What if someone gets access to all your database? What if someone intrudes on our privacy so often? This happened with Facebook. What we can only imagine has occurred with the most used social media application.
Someone has gotten the complete database of the users’ phone numbers. These phone numbers were attached to Facebook profiles.
Someone is selling those numbers using a Telegram bot. Motherboard reported this issue.
What is the issue?
Alon Gal, a security researcher, found this vulnerability that Facebook is facing. He claims that the person selling the numbers is having mobile numbers of 599 million users. This facebook vulnerability was patched back in 2019.
Having many databases, there is a need for tremendous technical skills. There is an interaction between the person having the database and the person who wants the information.
The owner of the database isn’t going to distribute all the data. Creating a Telegram bot will help solve both of these issues.
These bots are helpful at the time of hacking any valuable information. The bots are designed in such a manner that they perform two of their duties.
These bots can find the number of the person if it knows the Facebook user ID.
The bots can also easily find the Facebook user ID if they know the number. You might be thinking that this would cost money.

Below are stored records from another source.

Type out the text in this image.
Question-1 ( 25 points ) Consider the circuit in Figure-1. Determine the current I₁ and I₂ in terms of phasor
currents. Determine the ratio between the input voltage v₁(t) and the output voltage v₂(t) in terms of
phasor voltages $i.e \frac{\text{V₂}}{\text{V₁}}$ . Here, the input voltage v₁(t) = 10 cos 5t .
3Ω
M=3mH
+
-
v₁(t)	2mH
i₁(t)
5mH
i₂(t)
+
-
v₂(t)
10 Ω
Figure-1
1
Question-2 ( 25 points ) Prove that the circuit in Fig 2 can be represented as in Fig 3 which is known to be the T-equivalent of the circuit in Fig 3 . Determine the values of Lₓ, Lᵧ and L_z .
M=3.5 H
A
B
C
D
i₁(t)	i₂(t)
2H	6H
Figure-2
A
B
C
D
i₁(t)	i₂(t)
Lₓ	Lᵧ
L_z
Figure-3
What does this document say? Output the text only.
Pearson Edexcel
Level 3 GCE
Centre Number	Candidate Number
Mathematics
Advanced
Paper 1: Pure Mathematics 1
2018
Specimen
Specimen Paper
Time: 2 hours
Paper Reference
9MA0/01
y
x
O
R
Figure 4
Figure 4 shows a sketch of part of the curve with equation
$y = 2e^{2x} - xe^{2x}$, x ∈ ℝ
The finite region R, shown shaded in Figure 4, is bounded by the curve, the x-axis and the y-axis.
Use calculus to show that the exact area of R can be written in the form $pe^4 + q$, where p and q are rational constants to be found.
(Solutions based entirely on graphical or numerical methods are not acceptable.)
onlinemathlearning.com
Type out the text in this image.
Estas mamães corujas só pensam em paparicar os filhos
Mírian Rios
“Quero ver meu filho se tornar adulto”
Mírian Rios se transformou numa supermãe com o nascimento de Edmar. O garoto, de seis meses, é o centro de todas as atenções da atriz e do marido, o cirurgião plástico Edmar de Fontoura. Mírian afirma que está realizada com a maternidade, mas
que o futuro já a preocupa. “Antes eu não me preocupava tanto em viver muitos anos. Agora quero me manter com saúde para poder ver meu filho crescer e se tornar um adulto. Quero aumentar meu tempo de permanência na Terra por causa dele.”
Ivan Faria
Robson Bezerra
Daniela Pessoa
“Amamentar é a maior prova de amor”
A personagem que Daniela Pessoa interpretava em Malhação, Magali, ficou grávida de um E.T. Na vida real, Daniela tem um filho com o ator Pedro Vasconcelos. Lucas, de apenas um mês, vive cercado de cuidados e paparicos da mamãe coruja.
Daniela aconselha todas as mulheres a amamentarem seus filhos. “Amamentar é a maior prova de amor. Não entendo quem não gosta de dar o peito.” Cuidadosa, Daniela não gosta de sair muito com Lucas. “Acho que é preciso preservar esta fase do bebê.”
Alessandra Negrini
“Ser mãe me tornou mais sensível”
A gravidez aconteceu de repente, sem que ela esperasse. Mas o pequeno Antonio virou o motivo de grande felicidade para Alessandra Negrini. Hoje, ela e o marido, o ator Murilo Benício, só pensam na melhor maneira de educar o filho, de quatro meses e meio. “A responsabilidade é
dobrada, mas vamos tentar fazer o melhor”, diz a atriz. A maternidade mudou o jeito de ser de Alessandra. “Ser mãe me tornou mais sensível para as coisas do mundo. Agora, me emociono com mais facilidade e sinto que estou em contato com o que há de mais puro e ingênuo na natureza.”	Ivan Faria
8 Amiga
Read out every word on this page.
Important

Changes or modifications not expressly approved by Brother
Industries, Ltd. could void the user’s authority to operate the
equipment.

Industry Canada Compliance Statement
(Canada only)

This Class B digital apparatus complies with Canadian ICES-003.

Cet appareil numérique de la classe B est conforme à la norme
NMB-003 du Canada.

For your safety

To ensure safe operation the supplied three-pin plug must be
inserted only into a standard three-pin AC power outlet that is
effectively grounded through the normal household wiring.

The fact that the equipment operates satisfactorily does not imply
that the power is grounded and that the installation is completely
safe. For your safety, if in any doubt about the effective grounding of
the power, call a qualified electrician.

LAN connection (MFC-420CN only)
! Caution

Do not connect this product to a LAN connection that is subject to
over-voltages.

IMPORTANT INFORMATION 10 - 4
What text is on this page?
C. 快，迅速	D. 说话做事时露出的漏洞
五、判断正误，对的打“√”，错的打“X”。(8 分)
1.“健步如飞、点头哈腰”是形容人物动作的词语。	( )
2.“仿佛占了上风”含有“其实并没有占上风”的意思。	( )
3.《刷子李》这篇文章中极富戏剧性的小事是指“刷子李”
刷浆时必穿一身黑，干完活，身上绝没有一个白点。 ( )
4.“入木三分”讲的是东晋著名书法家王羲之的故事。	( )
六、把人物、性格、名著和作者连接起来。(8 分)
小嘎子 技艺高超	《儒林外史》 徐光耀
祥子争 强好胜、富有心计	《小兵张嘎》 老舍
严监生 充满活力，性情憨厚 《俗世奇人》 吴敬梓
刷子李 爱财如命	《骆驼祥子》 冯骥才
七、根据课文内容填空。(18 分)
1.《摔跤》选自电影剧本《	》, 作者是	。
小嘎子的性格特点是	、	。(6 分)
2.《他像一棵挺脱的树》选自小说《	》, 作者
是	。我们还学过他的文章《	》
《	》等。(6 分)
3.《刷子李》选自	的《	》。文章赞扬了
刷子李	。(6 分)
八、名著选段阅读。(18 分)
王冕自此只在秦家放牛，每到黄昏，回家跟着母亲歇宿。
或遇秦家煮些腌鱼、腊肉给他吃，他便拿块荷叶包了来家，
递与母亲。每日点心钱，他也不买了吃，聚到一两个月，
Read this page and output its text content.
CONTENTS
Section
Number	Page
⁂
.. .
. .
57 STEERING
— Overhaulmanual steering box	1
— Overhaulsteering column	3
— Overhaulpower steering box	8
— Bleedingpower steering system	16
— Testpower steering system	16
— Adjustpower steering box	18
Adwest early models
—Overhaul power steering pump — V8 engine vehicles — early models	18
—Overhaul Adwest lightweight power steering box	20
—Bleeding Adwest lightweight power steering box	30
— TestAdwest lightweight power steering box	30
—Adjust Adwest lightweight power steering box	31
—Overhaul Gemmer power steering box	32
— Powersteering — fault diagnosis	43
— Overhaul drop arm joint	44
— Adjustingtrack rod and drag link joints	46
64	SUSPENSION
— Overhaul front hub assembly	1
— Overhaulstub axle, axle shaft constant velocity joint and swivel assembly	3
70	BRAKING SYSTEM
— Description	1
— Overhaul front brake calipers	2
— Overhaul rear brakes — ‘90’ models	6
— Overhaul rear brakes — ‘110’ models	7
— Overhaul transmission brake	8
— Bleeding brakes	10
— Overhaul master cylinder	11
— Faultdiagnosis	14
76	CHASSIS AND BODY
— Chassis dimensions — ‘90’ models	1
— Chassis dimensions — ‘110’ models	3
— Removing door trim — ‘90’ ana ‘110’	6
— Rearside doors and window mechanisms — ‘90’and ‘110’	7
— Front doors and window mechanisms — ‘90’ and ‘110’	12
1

According to the motherboard reports, the hacker is buying that information on one credit and selling it for $20.
Facebook users’ phone numbers are for sale through a Telegram bot https://t.co/AeMlyJ36x6 pic.twitter.com/A5Z39aIjgJ
— The Verge (@verge) January 26, 2021
Is the user’s privacy safe on Facebook?
Through the bulk pricing feature, one can get 10000 credit for just $5000. Unlocking a piece of information associated with the user’s number and Facebook ID will only cost one credit.
According to the screenshots shared by Gal on Twitter, the bot is in operation since January 12, 2021.
But the data which is getting shared is from 2019. That is comparatively old, but the catch could be the non-changeable phone numbers.
More often, people don’t change their phone numbers every year. It is embarrassing for Facebook.
The company gathered the phone numbers of the user. Those users were turning on two-factor authentication.
As of now, it is not sure that the motherboard or the security researchers have contacted Telegram. The contact will let down the bot. In such cases, the company clamps down on the bot as soon as possible.
That’s not to paint too rosy a picture – as the data is still available on the web. As per the sources, this data resurface twice since it was scraped in 2019.
The only hope is that this issue gets resolve as soon as possible.